Las cabezas de sus dos hermanos, su padre y su madre estallaron al instante. Regaron la estancia de sangre. Los vidrios se hicieron añicos. El mobiliario rodado se desplazó hasta chocar con los paramentos. La familia que vivía en el piso superior y quienes se encontraban en las oficinas colindantes sufrieron una suerte parecida: tras inexplicables convulsiones, todos fallecieron perdiendo sangre por nariz, oídos y boca. Las autopsias mostraron que todo el tejido blando dentro del cráneo estaba prácticamente licuado.

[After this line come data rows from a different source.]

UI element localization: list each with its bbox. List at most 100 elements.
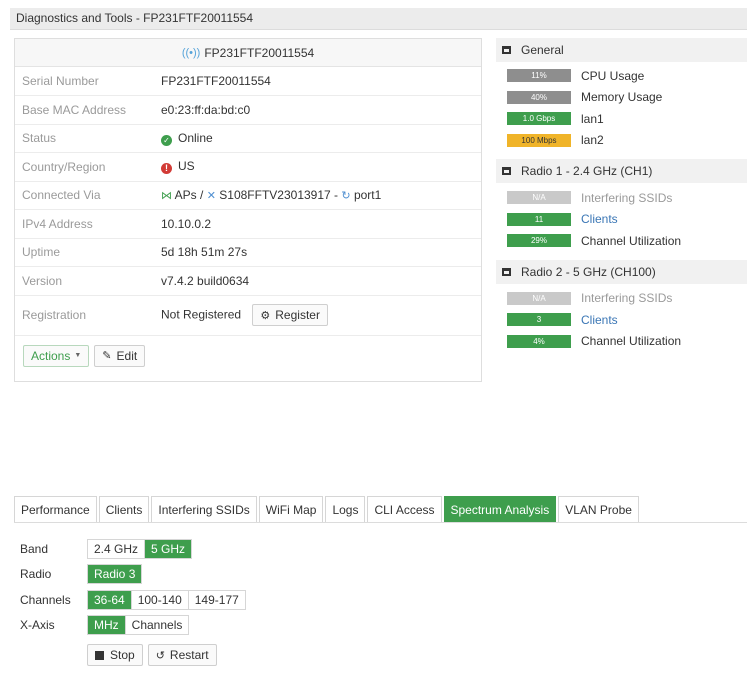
- device-header: ((•)) FP231FTF20011554: [15, 39, 481, 67]
- value-status: Online: [178, 130, 213, 145]
- card-actions: Actions ▼ ✎ Edit: [15, 336, 481, 376]
- row-status: Status ✓ Online: [15, 124, 481, 153]
- metric-lan2: 100 Mbps lan2: [496, 130, 747, 152]
- channels-option-100-140[interactable]: 100-140: [131, 590, 189, 609]
- tab-logs[interactable]: Logs: [325, 496, 366, 522]
- radio1-clients: 11 Clients: [496, 209, 747, 231]
- stop-label: Stop: [110, 648, 135, 662]
- restart-button[interactable]: ↺ Restart: [147, 644, 217, 666]
- device-info-card: ((•)) FP231FTF20011554 Serial Number FP2…: [14, 38, 482, 382]
- radio2-clients-link[interactable]: Clients: [581, 313, 618, 327]
- general-section-header[interactable]: General: [496, 38, 747, 62]
- spectrum-controls: Band 2.4 GHz 5 GHz Radio Radio 3 Channel…: [20, 536, 246, 666]
- restart-icon: ↺: [155, 649, 165, 662]
- radio2-section-header[interactable]: Radio 2 - 5 GHz (CH100): [496, 259, 747, 284]
- row-country: Country/Region ! US: [15, 152, 481, 182]
- memory-bar: 40%: [507, 90, 571, 104]
- radio2-interfering: N/A Interfering SSIDs: [496, 288, 747, 310]
- label-connected: Connected Via: [15, 181, 161, 210]
- separator-slash: /: [200, 188, 204, 203]
- memory-label: Memory Usage: [581, 90, 663, 105]
- page-title: Diagnostics and Tools - FP231FTF20011554: [10, 8, 747, 30]
- lan2-label: lan2: [581, 133, 604, 148]
- gear-icon: ⚙: [260, 309, 271, 322]
- stop-icon: [95, 650, 104, 660]
- actions-dropdown[interactable]: Actions ▼: [23, 344, 90, 367]
- radio1-interfering-label: Interfering SSIDs: [581, 190, 673, 205]
- stop-button[interactable]: Stop: [87, 644, 143, 666]
- tab-cli-access[interactable]: CLI Access: [367, 496, 442, 522]
- link-aps[interactable]: APs: [175, 188, 197, 202]
- value-ipv4: 10.10.0.2: [161, 209, 481, 239]
- ap-group-icon: ⋈: [161, 190, 172, 203]
- radio2-interfering-bar: N/A: [507, 291, 571, 305]
- band-option-2-4ghz[interactable]: 2.4 GHz: [88, 539, 146, 558]
- band-row: Band 2.4 GHz 5 GHz: [20, 536, 246, 562]
- register-button[interactable]: ⚙ Register: [252, 304, 328, 326]
- label-serial: Serial Number: [15, 67, 161, 96]
- general-title: General: [521, 43, 564, 57]
- row-mac: Base MAC Address e0:23:ff:da:bd:c0: [15, 95, 481, 125]
- tab-clients[interactable]: Clients: [98, 496, 150, 522]
- radio-option-3[interactable]: Radio 3: [88, 565, 142, 584]
- link-switch[interactable]: S108FFTV23013917: [219, 188, 330, 202]
- tab-wifi-map[interactable]: WiFi Map: [258, 496, 324, 522]
- label-country: Country/Region: [15, 152, 161, 182]
- label-uptime: Uptime: [15, 238, 161, 267]
- link-port[interactable]: port1: [354, 188, 381, 202]
- radio-selector: Radio 3: [87, 564, 143, 585]
- radio2-clients: 3 Clients: [496, 309, 747, 331]
- channels-option-149-177[interactable]: 149-177: [188, 590, 245, 609]
- label-registration: Registration: [15, 295, 161, 336]
- channels-option-36-64[interactable]: 36-64: [88, 590, 132, 609]
- edit-label: Edit: [116, 348, 138, 363]
- radio1-interfering-bar: N/A: [507, 191, 571, 205]
- xaxis-label: X-Axis: [20, 618, 55, 633]
- band-option-5ghz[interactable]: 5 GHz: [145, 539, 192, 558]
- metric-memory: 40% Memory Usage: [496, 87, 747, 109]
- tab-performance[interactable]: Performance: [14, 496, 97, 522]
- tab-spectrum-analysis[interactable]: Spectrum Analysis: [443, 496, 557, 522]
- row-uptime: Uptime 5d 18h 51m 27s: [15, 238, 481, 267]
- tab-interfering-ssids[interactable]: Interfering SSIDs: [151, 496, 257, 522]
- value-mac: e0:23:ff:da:bd:c0: [161, 95, 481, 125]
- row-connected: Connected Via ⋈ APs / ✕ S108FFTV23013917…: [15, 181, 481, 210]
- port-icon: ↻: [341, 190, 351, 203]
- xaxis-option-mhz[interactable]: MHz: [88, 616, 126, 635]
- row-ipv4: IPv4 Address 10.10.0.2: [15, 209, 481, 239]
- edit-button[interactable]: ✎ Edit: [94, 344, 146, 367]
- radio1-clients-bar: 11: [507, 212, 571, 226]
- pencil-icon: ✎: [102, 350, 112, 362]
- row-version: Version v7.4.2 build0634: [15, 266, 481, 296]
- radio2-utilization: 4% Channel Utilization: [496, 331, 747, 353]
- tab-vlan-probe[interactable]: VLAN Probe: [558, 496, 639, 522]
- band-selector: 2.4 GHz 5 GHz: [87, 538, 193, 559]
- radio1-utilization-bar: 29%: [507, 234, 571, 248]
- collapse-icon: [502, 267, 511, 276]
- cpu-bar: 11%: [507, 69, 571, 83]
- radio-row: Radio Radio 3: [20, 562, 246, 588]
- channels-selector: 36-64 100-140 149-177: [87, 589, 246, 610]
- cpu-label: CPU Usage: [581, 68, 645, 83]
- label-mac: Base MAC Address: [15, 95, 161, 125]
- collapse-icon: [502, 46, 511, 54]
- caret-down-icon: ▼: [74, 352, 82, 359]
- separator-dash: -: [334, 188, 339, 203]
- alert-circle-icon: !: [161, 163, 172, 175]
- radio1-utilization-label: Channel Utilization: [581, 233, 682, 248]
- radio2-utilization-label: Channel Utilization: [581, 334, 682, 349]
- band-label: Band: [20, 541, 49, 556]
- xaxis-selector: MHz Channels: [87, 615, 190, 636]
- wifi-ap-icon: ((•)): [181, 46, 201, 59]
- radio-label: Radio: [20, 567, 52, 582]
- radio2-clients-bar: 3: [507, 313, 571, 327]
- register-button-label: Register: [275, 308, 320, 322]
- device-header-name: FP231FTF20011554: [204, 45, 315, 60]
- radio1-utilization: 29% Channel Utilization: [496, 230, 747, 252]
- lan1-label: lan1: [581, 111, 604, 126]
- radio1-clients-link[interactable]: Clients: [581, 212, 618, 226]
- xaxis-option-channels[interactable]: Channels: [125, 616, 189, 635]
- lan2-bar: 100 Mbps: [507, 133, 571, 147]
- radio1-section-header[interactable]: Radio 1 - 2.4 GHz (CH1): [496, 159, 747, 183]
- metric-lan1: 1.0 Gbps lan1: [496, 108, 747, 130]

Tsudo despertó en una celda de ultra-plast reforzado seis días después. En el mismo habitáculo había un inodoro autolavable y estaba provisto de un torno para suministrarle píldoras alimenticias y agua. A su alrededor había una docena de personas con batas de científico y había pocos espacios en la planta de la habitación que no estuvieran ocupados por sofisticado aparataje electrónico.

Tres semanas más tarde comparecía, dentro de aquel mismo habitáculo de seguridad , ante el tribunal que dictaría la sentencia por Homicidio Grupal Involuntario. En ningún momento se citó el verdadero motivo que lo llevó a un aislamiento vigilado y a una posterior permuta por trabajos forzados en los confines del Imperio. No había ningún código penal que penase la mutación genética que padecía. Pero sí había un miedo insondable hacia los individuos con capacidades psiónicas de primera magnitud.

El golpe de la maza de la Jueza Jefe contra la plancha de vidrio metal sobre su mesa sonó como un cañonazo. Devolvió a Tsudo Go a la realidad del presente. A su alrededor, las caras preocupadas de sus compañeros de viaje: los otros dos reos y la monja. Pudo ver un gesto de alivio en Mina y la sonrisa cálida de Dodzi.

Pero no había tiempo para demasiada conversación o abrazos. Proveniente del pasillo sobre el que había flotado un orbe robótico antes de ser destruido por Mina, un grito agudo y breve los obligó a ponerse en marcha.